Canned Heat – Live At Montreux 1973 + The Canned
Heat Story
Picture:
C Sound: B-/C+ Extras: D Concert: C+ Documentary: C+
Though
their peak time was brief, Canned Heat was one of the early Rock/Blues bands
(and white bands at that) and continued to be remembered as more than just a
one hit wonder. Songs like Going Up To The Country and On The Road Again defined the time, but
when their lead singer and friend Alan Wilson self-destructed in 1970, they lost
their momentum and a new feel for the decade arrived.

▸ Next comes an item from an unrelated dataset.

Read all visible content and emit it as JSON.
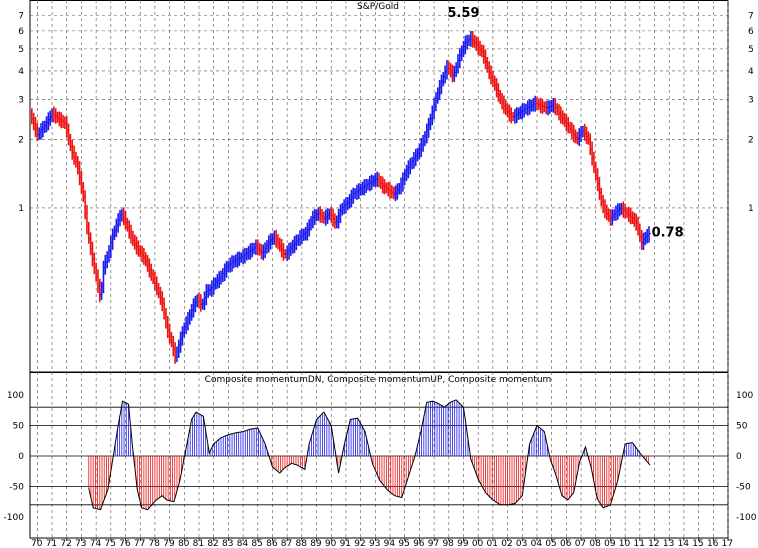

Canned Heat – Live At Montreux
1973 + The Canned Heat Story (2004) is a new DVD set from Eagle Eye that shows the
band back together in concert recovering from that loss and a too-short program
about them that starts off with superlatives about the band, then goes into a
tailspin only saved by blunt reflections of personal tragedy. Eventually, almost all the band members had
befallen various disturbing fates, but in 1973, they were trying to make a
comeback.
This
concert runs over and hour, is pretty good, but is not just the band in
action. The legendary blues icon
Clarence “Gatemouth” Brown joins them for a few songs as a sort of payback for
their commitment to Blues and a big show of support for their comeback. It is very poignant and makes for one of the
better early concerts. I actually
reviewed the single disc before, a review you can find at this link with more
detail:
http://www.fulvuedrive-in.com/review/4241/Canned+Heat+–+Live+At+Montreux+1973+(DTS)
The
latter documentary allows the viewer to see what was next, which is why it was
a smart move for Eagle to include this with the concert for a complete look at
an amazing band.
The 1.78
X 1 image on the concert DVD is from old 1.33 X 1 professional analog video,
likely NTSC, and shows it age. It can be
a little muddy, yet the anamorphic approach ads a solidness and color
consistency non-anamorphic would not have allowed. The 1.33 X 1 image on the documentary is very
soft and sometimes harder to watch, but has rare footage and concert
performances.
Both
offer 2-channel soundtracks, PCM 16-bit/48kHz 2.0 Stereo on the concert,
stereo-boosted Dolby Digital 2.0 from the original mono track. The concert also has Dolby Digital 5.1 and
very slightly better DTS 5.1, but they can only improve on the PCM so much
since the recoding is so old. There are
no extras, but it is a more than satisfactory set of library quality for music
fans and historians with classic music to boot.